When Napoleon woke on the morning of 13 October, the ruins of Moscow were covered with a thin, white blanket of snow.
104
It was the first real fall; snow had fallen as early as 27 September, but it had melted almost immediately.
105
This is when it appears he made the decision to take the only other option available to him, to retreat to Smolensk (but not to the Russian border because to do so would give the appearance of a military defeat). But not only the weather played on his mind. The previous day, an incident occurred which demonstrated only too clearly just how precarious was the situation. A courier who had been sent from Moscow to Paris was captured by Cossacks at the same time as a courier from Paris en route to Moscow. Napoleon’s line of communications in other words had become tenuous, and he could not tolerate a situation in which he was cut off from Paris. That left only the question of which route to take: he opted to go back the way he had come, though it was problematic to say the least, since the road had been devastated during the advance and the army would find little succour. It was, however, the best road to Smolensk and the most direct route.

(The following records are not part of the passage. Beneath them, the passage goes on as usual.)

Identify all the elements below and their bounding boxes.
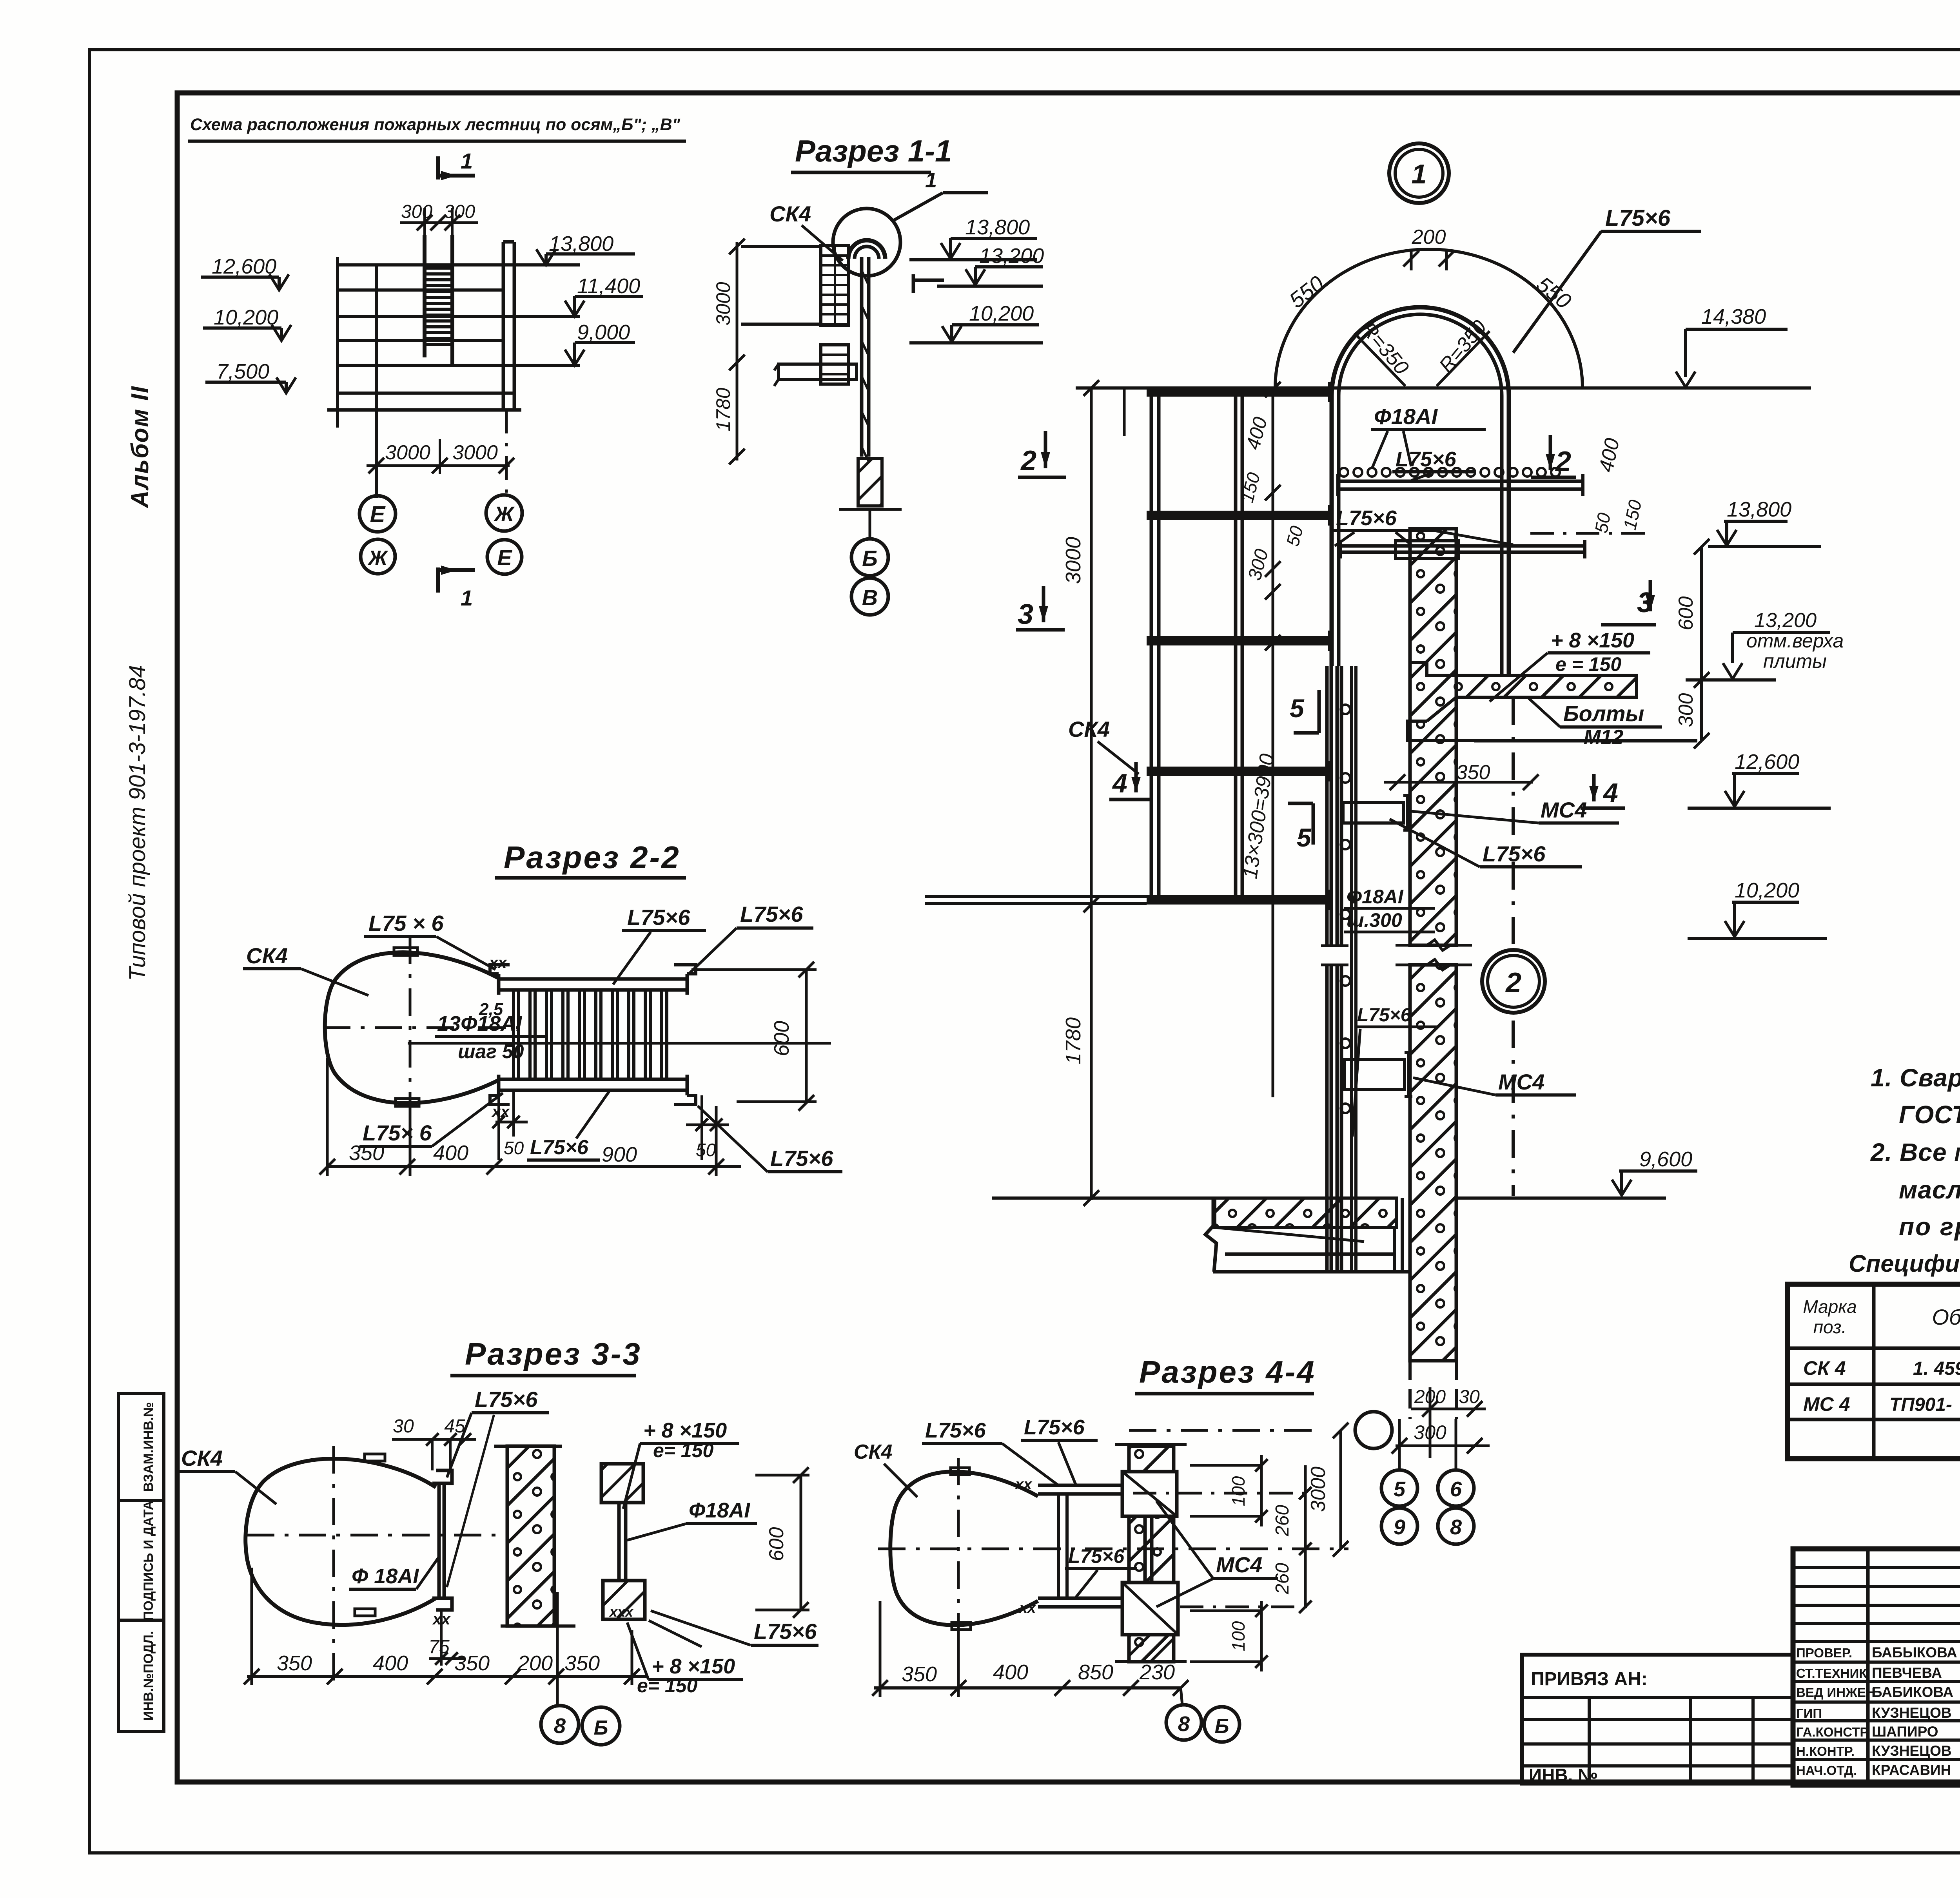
svg-text:30: 30 [1459,1387,1480,1407]
axis circle Zh bottom [361,539,395,574]
svg-text:Ф18АІ: Ф18АІ [1347,886,1404,908]
svg-text:L75 × 6: L75 × 6 [368,911,444,935]
svg-text:4: 4 [1602,778,1618,808]
axis drop lines [375,410,378,496]
svg-text:Болты: Болты [1563,701,1644,726]
dim arc 550-200-550 [1275,249,1583,388]
svg-text:ТП901-: ТП901- [1889,1394,1952,1415]
svg-text:ШАПИРО: ШАПИРО [1872,1724,1938,1740]
3-3 cage oval [245,1459,436,1625]
svg-text:13,800: 13,800 [1727,498,1791,521]
rail break [1321,946,1348,965]
svg-text:СК4: СК4 [1068,717,1110,741]
svg-text:Разрез 3-3: Разрез 3-3 [465,1336,642,1371]
svg-text:Ж: Ж [367,547,388,569]
svg-text:4: 4 [1112,769,1127,798]
svg-text:5: 5 [1394,1477,1406,1501]
svg-text:ИНВ.№ПОДЛ.: ИНВ.№ПОДЛ. [141,1631,156,1721]
svg-text:ПЕВЧЕВА: ПЕВЧЕВА [1872,1665,1942,1681]
upper MC4 bracket [1343,803,1403,823]
2-2 cage tabs [394,948,417,955]
svg-text:10,200: 10,200 [1735,879,1799,902]
3-3 dim 600 [800,1475,802,1610]
svg-text:масляной краской ГОСТ 8292-: масляной краской ГОСТ 8292-75 за 2 раза [1899,1176,1960,1204]
svg-text:50: 50 [504,1138,524,1158]
node circle 2 [1482,950,1545,1013]
svg-text:3: 3 [1018,599,1033,630]
svg-text:10,200: 10,200 [969,302,1034,325]
axis circle E bottom [487,540,522,574]
svg-text:Обозначение: Обозначение [1932,1305,1960,1329]
svg-text:260: 260 [1272,1505,1293,1537]
level line 10.200 [338,339,503,342]
svg-text:+ 8 ×150: + 8 ×150 [643,1419,727,1442]
svg-text:7,500: 7,500 [216,360,269,383]
4-4 dims right [1190,1464,1261,1467]
svg-text:СК4: СК4 [181,1446,223,1470]
svg-text:1. Сварку производить электр: 1. Сварку производить электродами типа Э… [1871,1064,1960,1092]
node circle 1 [1389,143,1449,203]
2-2 grille bottom bar [499,1078,687,1081]
bottom bar extension [925,895,1147,898]
scheme ground line [327,408,521,412]
svg-text:Ф 18АІ: Ф 18АІ [352,1564,419,1588]
svg-text:1. 459-2. Вып.2: 1. 459-2. Вып.2 [1913,1358,1960,1379]
svg-text:L75×6: L75×6 [530,1136,589,1159]
svg-text:Ф18АІ: Ф18АІ [1374,404,1438,429]
axis circle V 1-1 [851,578,888,615]
section flag 1 top [436,156,440,179]
slab support lines [1393,1229,1396,1272]
svg-text:13,200: 13,200 [979,244,1044,268]
axis circle E top [359,496,396,532]
svg-text:Спецификация к схеме расположе: Спецификация к схеме расположения пожарн… [1849,1250,1960,1277]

He could attempt to find a route parallel to but south of the Moscow–Smolensk road, likely to be a source of more supplies than would be available to the north of that road. He could head south for Kaluga on the Oka River 150 kilometres south-west of Moscow, inflict a defeat on Kutuzov – considered an indispensable preliminary move for any retreat to take place
106
– and then head east on a relatively good road to Smolensk. He had left it a bit late but things were by no means dire. Smolensk was ten to twelve days’ march from Moscow, and after that Minsk was another ten, Vilnius another fifteen. All of these cities were well stocked and would be able to supply his army with everything it needed. From there, he could draw on reinforcements that were gathering in Prussia and Poland and in the spring march on Petersburg.